Maoryu002

セイブ・ザ・タイガーのMaoryu002のレビュー・感想・評価

セイブ・ザ・タイガー(1973年製作の映画)
2.7
服飾会社を経営するハリー(ジャック・レモン)には将来の展望も夢もない。会社の経営難に直面したハリーは右腕であるフィル(ジャック・ギルフォード)の反対を押し切って、放火によって保険金をだまし取ろうとする。社内での揉め事も多く、ハリーは精神的に追い詰められていく。

なんとも捉えどころがなく、娯楽性が全くない映画だ。当時、日本で劇場公開されなかったのもうなずける。
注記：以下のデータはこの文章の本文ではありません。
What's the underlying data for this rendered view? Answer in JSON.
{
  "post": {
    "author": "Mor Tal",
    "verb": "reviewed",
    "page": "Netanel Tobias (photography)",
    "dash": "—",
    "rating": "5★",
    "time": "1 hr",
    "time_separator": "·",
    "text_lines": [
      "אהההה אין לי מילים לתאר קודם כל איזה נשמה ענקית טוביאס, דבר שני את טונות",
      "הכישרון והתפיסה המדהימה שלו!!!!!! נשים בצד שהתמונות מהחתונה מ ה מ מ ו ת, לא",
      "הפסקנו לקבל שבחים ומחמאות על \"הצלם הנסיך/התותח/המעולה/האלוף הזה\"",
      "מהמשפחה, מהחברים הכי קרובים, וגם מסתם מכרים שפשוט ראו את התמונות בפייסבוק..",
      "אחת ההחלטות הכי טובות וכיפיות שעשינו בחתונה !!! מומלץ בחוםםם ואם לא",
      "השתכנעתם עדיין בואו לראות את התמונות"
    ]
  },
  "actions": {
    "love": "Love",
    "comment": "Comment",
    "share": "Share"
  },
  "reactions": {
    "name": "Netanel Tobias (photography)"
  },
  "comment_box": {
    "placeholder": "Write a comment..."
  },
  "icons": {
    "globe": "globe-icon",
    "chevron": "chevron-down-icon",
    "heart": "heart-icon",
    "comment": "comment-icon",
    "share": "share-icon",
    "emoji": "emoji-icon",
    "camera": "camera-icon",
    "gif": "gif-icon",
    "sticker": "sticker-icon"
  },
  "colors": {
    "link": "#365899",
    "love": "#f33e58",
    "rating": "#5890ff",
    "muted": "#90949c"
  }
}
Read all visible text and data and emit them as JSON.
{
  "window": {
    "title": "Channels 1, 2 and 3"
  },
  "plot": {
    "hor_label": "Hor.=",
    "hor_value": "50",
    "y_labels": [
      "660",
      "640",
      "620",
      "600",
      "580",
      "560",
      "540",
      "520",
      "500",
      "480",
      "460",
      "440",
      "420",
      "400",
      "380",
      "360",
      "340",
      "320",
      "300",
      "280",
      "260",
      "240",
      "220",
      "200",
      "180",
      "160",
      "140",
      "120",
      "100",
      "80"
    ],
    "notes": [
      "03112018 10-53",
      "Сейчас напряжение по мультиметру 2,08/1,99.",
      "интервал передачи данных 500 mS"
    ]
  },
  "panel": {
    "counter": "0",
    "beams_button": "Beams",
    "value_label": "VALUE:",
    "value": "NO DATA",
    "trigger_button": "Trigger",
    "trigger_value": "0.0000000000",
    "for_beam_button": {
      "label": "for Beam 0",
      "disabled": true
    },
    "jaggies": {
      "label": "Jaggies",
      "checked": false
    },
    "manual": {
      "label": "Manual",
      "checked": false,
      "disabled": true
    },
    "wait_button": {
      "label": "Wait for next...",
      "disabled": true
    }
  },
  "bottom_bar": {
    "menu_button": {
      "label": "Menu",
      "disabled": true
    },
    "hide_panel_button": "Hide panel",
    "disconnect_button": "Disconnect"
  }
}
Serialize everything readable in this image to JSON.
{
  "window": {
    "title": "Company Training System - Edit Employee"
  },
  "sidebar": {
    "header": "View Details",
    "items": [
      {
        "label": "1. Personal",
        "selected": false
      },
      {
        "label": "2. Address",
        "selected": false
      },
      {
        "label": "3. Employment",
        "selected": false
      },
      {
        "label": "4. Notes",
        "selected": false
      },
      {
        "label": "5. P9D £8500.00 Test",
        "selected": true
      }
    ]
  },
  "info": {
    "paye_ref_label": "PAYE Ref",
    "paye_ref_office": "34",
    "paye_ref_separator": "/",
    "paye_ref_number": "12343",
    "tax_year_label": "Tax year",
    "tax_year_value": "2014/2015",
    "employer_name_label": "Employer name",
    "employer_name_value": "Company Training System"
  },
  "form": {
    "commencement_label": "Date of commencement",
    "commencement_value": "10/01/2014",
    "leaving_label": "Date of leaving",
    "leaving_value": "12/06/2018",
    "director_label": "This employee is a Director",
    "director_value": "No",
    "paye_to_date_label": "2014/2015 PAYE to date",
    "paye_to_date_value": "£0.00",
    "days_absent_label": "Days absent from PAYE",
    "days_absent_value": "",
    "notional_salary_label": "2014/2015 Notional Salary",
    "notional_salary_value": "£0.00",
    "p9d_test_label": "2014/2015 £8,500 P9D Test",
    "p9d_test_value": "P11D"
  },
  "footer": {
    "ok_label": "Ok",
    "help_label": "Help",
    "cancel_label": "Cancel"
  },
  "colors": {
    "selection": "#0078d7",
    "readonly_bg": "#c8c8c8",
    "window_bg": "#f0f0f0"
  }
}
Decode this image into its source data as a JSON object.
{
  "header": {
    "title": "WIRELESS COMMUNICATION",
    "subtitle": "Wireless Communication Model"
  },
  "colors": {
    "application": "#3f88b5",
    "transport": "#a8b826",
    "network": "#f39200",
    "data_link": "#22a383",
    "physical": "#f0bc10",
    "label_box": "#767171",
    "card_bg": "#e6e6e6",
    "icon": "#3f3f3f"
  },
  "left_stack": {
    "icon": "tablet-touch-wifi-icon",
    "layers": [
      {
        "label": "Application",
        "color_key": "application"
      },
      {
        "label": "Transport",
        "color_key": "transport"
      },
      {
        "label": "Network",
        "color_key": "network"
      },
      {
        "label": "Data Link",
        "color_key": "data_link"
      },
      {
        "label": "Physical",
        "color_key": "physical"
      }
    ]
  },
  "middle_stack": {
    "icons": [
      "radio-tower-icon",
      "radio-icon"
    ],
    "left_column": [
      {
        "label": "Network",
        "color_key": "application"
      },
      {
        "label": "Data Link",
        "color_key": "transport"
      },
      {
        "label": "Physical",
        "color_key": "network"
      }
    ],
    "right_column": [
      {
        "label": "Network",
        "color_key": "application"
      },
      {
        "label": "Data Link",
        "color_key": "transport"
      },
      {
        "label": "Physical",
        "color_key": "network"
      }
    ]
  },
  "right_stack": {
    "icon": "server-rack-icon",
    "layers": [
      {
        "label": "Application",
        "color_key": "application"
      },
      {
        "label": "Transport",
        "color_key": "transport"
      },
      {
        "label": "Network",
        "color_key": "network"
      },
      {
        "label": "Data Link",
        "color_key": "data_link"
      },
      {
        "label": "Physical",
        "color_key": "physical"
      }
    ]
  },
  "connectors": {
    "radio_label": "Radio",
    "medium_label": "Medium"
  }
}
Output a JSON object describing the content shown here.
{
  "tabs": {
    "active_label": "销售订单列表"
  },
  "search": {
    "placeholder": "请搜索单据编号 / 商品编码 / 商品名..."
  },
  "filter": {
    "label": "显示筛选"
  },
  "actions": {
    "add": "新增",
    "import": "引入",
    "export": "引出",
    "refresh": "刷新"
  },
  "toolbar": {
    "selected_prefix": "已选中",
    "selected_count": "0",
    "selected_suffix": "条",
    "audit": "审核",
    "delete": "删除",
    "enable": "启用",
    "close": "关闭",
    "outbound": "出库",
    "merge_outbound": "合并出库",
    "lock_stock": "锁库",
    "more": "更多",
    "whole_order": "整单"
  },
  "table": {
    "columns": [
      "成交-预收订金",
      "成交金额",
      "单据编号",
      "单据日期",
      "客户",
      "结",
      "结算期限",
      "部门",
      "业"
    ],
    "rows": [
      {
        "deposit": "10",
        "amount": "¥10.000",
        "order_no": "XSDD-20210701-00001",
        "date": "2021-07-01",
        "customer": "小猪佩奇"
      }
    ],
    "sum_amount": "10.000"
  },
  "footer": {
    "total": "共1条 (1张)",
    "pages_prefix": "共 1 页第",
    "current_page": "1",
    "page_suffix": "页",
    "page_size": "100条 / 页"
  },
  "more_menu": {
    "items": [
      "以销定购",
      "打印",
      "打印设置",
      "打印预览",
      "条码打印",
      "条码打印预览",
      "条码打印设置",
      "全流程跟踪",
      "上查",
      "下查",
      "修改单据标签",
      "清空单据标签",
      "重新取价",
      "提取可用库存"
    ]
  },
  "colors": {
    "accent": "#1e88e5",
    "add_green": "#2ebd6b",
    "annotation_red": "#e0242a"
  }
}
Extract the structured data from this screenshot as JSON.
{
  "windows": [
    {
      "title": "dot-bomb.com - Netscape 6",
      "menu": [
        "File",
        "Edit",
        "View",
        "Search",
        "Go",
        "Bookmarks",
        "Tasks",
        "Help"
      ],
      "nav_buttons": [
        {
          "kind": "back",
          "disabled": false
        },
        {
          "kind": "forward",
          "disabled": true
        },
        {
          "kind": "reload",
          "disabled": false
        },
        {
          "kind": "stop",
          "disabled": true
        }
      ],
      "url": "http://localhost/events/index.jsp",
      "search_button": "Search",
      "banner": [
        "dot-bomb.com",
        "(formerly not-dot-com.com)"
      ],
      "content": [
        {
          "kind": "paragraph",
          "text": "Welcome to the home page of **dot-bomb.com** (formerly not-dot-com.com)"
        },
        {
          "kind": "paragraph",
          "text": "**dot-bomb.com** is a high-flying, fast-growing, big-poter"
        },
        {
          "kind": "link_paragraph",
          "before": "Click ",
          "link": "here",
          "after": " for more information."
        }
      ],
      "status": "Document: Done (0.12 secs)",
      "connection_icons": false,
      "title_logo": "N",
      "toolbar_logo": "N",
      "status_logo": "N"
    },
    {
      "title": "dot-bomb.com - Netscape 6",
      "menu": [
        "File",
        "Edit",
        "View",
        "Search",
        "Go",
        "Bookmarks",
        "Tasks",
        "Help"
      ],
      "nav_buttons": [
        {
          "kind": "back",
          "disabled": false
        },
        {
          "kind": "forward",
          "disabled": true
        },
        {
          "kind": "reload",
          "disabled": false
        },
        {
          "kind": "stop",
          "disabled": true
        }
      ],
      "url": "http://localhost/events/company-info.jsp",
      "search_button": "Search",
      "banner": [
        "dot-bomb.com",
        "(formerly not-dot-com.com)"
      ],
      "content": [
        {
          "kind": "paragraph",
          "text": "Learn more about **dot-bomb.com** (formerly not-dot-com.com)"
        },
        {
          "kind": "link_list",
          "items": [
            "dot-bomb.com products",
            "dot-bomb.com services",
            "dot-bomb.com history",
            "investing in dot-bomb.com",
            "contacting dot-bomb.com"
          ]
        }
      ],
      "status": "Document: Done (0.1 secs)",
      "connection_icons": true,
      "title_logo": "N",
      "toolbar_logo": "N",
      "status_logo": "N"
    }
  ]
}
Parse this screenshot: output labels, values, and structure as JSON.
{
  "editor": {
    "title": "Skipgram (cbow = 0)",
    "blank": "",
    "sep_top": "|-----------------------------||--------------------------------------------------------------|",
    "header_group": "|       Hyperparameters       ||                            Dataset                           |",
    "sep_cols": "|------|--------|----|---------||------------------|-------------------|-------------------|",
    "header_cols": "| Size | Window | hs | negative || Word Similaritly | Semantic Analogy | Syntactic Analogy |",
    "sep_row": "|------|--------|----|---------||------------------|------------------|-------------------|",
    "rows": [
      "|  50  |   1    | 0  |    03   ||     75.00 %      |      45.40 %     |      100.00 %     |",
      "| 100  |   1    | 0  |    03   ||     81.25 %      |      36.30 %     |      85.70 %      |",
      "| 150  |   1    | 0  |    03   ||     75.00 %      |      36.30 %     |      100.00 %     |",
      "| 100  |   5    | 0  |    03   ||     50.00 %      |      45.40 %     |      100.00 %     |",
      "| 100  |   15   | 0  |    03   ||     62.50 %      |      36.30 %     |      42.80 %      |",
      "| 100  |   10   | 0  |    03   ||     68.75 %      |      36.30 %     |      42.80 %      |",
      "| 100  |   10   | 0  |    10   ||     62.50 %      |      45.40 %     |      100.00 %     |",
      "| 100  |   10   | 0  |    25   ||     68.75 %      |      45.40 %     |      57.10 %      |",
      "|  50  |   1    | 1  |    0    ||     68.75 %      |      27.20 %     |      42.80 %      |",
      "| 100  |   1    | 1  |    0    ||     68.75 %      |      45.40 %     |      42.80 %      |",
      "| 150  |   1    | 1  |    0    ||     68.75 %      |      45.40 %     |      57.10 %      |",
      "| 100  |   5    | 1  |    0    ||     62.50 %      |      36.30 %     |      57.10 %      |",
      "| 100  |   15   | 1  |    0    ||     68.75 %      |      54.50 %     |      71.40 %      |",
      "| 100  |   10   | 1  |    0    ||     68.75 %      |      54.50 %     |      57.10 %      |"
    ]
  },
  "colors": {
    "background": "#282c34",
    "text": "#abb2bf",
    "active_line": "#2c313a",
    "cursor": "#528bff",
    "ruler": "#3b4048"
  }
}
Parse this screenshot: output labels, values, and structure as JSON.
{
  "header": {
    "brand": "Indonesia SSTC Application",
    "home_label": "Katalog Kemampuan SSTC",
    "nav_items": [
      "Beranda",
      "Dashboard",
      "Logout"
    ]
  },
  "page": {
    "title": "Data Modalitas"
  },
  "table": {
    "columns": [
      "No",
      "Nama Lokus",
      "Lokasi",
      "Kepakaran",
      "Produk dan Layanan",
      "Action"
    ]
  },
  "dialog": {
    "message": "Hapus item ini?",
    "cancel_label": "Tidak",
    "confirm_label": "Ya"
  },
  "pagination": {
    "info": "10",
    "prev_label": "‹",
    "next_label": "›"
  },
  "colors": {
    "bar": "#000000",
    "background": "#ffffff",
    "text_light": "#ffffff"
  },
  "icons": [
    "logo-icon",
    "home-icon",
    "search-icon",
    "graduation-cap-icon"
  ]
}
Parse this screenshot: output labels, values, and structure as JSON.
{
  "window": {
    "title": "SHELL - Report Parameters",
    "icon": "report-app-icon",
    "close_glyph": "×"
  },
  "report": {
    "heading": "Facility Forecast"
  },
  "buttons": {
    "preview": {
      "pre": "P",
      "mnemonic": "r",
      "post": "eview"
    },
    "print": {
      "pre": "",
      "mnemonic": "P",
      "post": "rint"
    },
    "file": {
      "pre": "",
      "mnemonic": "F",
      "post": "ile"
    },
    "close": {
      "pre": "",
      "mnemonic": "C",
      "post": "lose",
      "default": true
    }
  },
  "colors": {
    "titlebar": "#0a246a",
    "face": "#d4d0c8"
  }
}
主人公ハリーはかつての戦場の記憶に悩まされ続けている。
かつて愛国心を胸に大戦を戦い、その後は会社を営んできた男が、今や経済を中心に動く社会についていけなくなっている。その姿が痛々しいばかりで救いがない。
そして、過去ばかり賛美し、生き残るためにモラルやルールを捨ててしまう。

ハリーを演じるジャック・レモンは「ミスタア・ロバーツ」や「お熱いのがお好き」のような喜劇役者の顔は全く見せず、後の「摩天楼を夢みて」と同様、仕事に押しつぶされるビジネスマンを悲劇的に演じている。
その演技力はたっぷり味わえるが、後味の悪さばかり残る作品だ。